Many people believe that owning a successful business is the ultimate American dream. According to the U.S. Small Business Administration (SBA), over 600,000 new businesses are started each year in this country alone. While this number is impressive, unfortunately, statistics show that over 50% of new businesses are doomed to fail in the first year, and only 20% will survive to year four. Beating the odds and making the dream of owning a successful business become a reality takes careful planning, execution, and foresight about the future needs of the business.
One of the most common mistakes that can lead to a failed business is having insufficient capital or operating funds. While many business owners are prepared to cover the costs associated with starting their business, many are unprepared to cover the unexpected costs associated with actually staying in business. Unfortunately, without taking the necessary steps required to apply for business credit, many of these business owners are forced to close their businesses before they even have a fair chance to succeed.
One reason why some business owners fail to establish business credit early on is because they are fortunate to be able to borrow money for the business from a family member or friend. Take Sean for example. When Sean and his partner started a business developing computer software, Sean would often take out short-term business loans from his grandmother. Sean’s partner suggested establishing a line of credit at the bank that they could borrow against and pay off periodically as a way to establish positive business credit. However, Sean was very financially conservative and did not want to incur the expense of the interest rates and fees associated with such loans. Sadly, when Sean’s grandmother passed away and her estate was divided among her children and grandchildren, Sean’s funding source disappeared. The next time Sean’s company needed funds to finance a new project, they were unable to secure funding from a commercial lender because they had failed to establish a positive business credit history.

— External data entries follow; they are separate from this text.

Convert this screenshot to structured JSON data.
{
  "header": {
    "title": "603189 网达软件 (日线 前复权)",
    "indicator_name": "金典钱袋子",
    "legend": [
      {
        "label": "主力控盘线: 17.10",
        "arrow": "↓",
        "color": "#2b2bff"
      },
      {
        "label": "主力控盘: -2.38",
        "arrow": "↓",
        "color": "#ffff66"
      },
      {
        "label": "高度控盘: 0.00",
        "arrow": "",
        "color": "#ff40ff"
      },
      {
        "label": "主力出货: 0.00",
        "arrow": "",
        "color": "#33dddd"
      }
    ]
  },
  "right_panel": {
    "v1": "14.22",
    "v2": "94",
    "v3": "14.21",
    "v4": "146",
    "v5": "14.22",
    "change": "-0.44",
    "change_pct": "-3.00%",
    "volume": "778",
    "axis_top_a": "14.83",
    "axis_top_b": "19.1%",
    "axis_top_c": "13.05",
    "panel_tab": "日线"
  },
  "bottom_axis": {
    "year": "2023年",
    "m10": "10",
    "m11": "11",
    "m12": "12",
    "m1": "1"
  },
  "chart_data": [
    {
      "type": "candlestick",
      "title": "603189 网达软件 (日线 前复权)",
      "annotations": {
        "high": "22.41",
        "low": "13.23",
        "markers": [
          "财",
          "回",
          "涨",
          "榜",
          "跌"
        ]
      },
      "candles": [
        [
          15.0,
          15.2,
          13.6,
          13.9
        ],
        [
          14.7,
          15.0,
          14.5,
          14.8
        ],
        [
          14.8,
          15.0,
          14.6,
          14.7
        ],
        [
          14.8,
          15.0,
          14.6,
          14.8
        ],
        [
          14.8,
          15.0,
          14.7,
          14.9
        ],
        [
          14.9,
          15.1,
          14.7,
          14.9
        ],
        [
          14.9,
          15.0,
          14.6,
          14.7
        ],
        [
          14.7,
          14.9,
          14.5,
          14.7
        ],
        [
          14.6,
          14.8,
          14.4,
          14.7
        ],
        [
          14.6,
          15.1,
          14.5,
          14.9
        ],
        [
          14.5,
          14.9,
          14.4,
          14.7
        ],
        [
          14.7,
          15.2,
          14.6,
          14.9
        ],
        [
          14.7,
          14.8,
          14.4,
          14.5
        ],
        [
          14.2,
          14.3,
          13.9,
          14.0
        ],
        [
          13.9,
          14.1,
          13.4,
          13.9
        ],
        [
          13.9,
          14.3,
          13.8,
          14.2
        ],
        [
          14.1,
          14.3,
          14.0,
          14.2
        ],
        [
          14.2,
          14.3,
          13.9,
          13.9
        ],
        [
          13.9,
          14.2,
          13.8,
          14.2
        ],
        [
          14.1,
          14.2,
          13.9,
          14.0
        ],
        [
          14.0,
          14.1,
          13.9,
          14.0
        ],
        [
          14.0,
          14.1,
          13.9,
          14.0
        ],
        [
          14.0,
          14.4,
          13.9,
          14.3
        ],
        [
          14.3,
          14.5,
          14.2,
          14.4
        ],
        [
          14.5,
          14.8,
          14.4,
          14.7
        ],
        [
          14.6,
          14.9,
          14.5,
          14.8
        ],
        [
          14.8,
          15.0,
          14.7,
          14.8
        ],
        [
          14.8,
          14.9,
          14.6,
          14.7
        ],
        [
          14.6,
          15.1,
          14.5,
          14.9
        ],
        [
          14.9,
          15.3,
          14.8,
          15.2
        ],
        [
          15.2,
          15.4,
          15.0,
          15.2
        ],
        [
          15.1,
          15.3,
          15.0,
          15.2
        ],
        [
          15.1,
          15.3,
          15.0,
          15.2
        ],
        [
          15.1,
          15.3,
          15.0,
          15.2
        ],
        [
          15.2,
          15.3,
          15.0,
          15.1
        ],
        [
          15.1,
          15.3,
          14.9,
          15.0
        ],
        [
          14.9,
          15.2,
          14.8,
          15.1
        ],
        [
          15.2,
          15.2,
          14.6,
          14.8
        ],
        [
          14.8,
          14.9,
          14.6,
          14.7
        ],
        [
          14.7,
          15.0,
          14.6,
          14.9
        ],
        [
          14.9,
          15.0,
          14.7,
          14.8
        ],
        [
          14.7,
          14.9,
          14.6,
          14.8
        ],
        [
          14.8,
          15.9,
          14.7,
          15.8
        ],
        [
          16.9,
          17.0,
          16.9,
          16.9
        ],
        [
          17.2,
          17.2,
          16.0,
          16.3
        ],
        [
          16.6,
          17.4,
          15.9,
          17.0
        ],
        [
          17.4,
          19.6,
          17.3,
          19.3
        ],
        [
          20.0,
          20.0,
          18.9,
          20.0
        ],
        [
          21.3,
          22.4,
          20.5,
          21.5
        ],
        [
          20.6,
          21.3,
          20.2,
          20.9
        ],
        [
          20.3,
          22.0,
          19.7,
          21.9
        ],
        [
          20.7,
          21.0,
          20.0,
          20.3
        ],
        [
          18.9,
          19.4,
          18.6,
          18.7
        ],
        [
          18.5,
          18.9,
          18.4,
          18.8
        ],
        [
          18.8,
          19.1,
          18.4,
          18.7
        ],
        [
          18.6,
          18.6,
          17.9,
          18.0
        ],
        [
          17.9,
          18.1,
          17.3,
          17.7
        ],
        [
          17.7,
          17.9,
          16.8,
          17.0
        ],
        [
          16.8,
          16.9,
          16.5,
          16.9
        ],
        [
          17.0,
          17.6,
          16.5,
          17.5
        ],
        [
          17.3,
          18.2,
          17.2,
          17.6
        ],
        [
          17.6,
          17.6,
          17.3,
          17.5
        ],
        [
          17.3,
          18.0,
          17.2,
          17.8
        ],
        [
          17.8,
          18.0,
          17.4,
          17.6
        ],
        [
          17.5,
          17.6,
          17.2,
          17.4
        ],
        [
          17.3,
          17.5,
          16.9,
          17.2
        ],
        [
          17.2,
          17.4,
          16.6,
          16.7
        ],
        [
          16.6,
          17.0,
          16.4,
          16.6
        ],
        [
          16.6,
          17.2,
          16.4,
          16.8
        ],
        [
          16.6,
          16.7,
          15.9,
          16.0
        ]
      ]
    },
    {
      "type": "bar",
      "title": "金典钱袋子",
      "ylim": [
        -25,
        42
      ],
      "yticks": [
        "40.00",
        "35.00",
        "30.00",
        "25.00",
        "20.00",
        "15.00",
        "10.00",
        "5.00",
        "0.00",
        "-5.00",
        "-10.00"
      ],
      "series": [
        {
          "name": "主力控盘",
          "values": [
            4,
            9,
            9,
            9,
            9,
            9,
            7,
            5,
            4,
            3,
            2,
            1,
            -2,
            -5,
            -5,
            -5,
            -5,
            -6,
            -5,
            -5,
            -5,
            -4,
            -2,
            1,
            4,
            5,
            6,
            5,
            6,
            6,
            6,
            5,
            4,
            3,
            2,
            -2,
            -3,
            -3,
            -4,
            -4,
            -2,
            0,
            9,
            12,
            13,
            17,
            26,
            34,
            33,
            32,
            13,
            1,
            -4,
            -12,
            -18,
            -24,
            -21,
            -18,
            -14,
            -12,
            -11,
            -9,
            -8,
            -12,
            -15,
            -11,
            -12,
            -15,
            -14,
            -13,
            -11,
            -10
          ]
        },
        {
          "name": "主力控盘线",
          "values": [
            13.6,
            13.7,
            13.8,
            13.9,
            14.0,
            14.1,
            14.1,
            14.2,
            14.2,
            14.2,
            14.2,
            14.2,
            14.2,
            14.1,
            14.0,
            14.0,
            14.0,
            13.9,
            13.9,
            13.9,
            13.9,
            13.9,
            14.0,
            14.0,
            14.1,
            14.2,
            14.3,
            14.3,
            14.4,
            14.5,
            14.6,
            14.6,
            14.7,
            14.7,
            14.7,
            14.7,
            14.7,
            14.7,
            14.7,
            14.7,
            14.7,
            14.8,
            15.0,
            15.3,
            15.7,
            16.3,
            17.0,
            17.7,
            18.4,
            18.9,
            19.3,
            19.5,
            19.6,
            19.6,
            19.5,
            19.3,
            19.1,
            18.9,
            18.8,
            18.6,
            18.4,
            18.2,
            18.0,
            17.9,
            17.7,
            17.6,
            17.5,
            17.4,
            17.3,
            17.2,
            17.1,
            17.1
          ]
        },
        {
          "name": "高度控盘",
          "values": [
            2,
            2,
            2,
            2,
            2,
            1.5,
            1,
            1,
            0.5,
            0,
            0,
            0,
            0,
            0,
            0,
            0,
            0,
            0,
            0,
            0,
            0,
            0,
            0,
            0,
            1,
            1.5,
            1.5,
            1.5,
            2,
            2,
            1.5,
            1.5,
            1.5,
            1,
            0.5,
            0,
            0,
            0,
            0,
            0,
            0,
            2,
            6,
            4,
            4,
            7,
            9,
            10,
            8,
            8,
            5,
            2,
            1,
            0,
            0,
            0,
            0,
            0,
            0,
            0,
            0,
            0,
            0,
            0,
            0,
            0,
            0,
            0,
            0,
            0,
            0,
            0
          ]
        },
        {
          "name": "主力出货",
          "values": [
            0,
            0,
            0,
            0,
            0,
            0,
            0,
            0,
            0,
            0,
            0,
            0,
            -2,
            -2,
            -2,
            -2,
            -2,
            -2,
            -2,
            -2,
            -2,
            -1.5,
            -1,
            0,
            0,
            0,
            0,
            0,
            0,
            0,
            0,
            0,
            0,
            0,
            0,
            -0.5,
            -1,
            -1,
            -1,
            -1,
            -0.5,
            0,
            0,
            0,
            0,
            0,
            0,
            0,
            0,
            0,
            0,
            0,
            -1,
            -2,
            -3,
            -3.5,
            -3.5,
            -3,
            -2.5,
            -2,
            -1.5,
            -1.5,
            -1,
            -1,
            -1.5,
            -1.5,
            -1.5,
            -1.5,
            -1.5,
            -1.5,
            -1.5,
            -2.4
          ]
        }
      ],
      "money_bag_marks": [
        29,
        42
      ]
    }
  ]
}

Another reason why business owners often fail to take the necessary steps to establish business credit is they think they won’t need to borrow any money. Enthusiastic entrepreneurs often overestimate the revenue that will be generated from sales during the first year, failing to take into consideration the fact that it can take a year or two to establish a business and actually generate significant income. Take the Rodriguez brothers for example. They had always dreamed of opening a restaurant in their neighborhood where they could serve their mother’s delicious Mexican dishes. After some initial research, they realized that if they pooled all of their savings, they would be able to cover the expenses related to leasing and remodeling an old diner and open just in time for Cinco de Mayo. After the Grand Opening, everyone agreed that the food was amazing, and the Rodriguez brothers were sure the restaurant would be generating a profit in no time. The brothers worked hard in the restaurant every day, and a small core of customers began to eat at the restaurant on a regular basis. Even though the reputation of the restaurant spread through the neighborhood by word of mouth, business remained slow through the summer. The Rodriguez brothers knew they needed to advertise to try to increase their customer base, but they had no savings left to pay for it. In addition, they were both forced to use their personal credit cards to cover the gap between the income they were generating and the operating expenses that were still unpaid at the end of each month. As a last hope, the Rodriguez brothers turned to their local bank for a loan. Unfortunately, since they had not taken any of the necessary steps required to apply for business credit, the bank had no choice but to turn them down, and by the end of the year, they were forced to close the restaurant.
Another reason why business owners often fail to plan for their business borrowing needs is actually early success with a business. Take Stephanie for example. Stephanie used her connections at a large hotel to start a party planning business. During the first six months, Stephanie worked seven days a week, booking and successfully planning over 100 events! Like most smart business owners, Stephanie invested a large portion of her early profits in her business by purchasing equipment and materials that would allow her to reduce her expenses in the long run because she would no longer have to rent those items. Unfortunately, a few months later, Stephanie learned that the large hotel where she was conducting most of her events was being sold to another company. Even worse, the new company had its own event coordinator on staff, so a majority of Stephanie’s potential client base dried up almost immediately. With little savings, Stephanie’s business was in great jeopardy, and since she had done nothing to enable herself to be able to apply for business credit, she had nowhere to turn for the financial support she needed to continue to run her business.
No matter what the reason, the fact is that most business owners are not fortunate enough to have unlimited capital reserves and often find themselves in situations for one reason or another where they need to borrow capital in order to stay in business. Taking the necessary steps to be able to apply for business credit early on will ensure that you are prepared to apply for business credit when you need it most. And taking the additional steps to actually strengthen your business’s credit rating will improve not only the type of business loan you will be able to apply for but also the interest rate and terms of the loan. Ultimately, owning your own business involves a great deal of planning, and being prepared to apply for business credit should be part of that plan.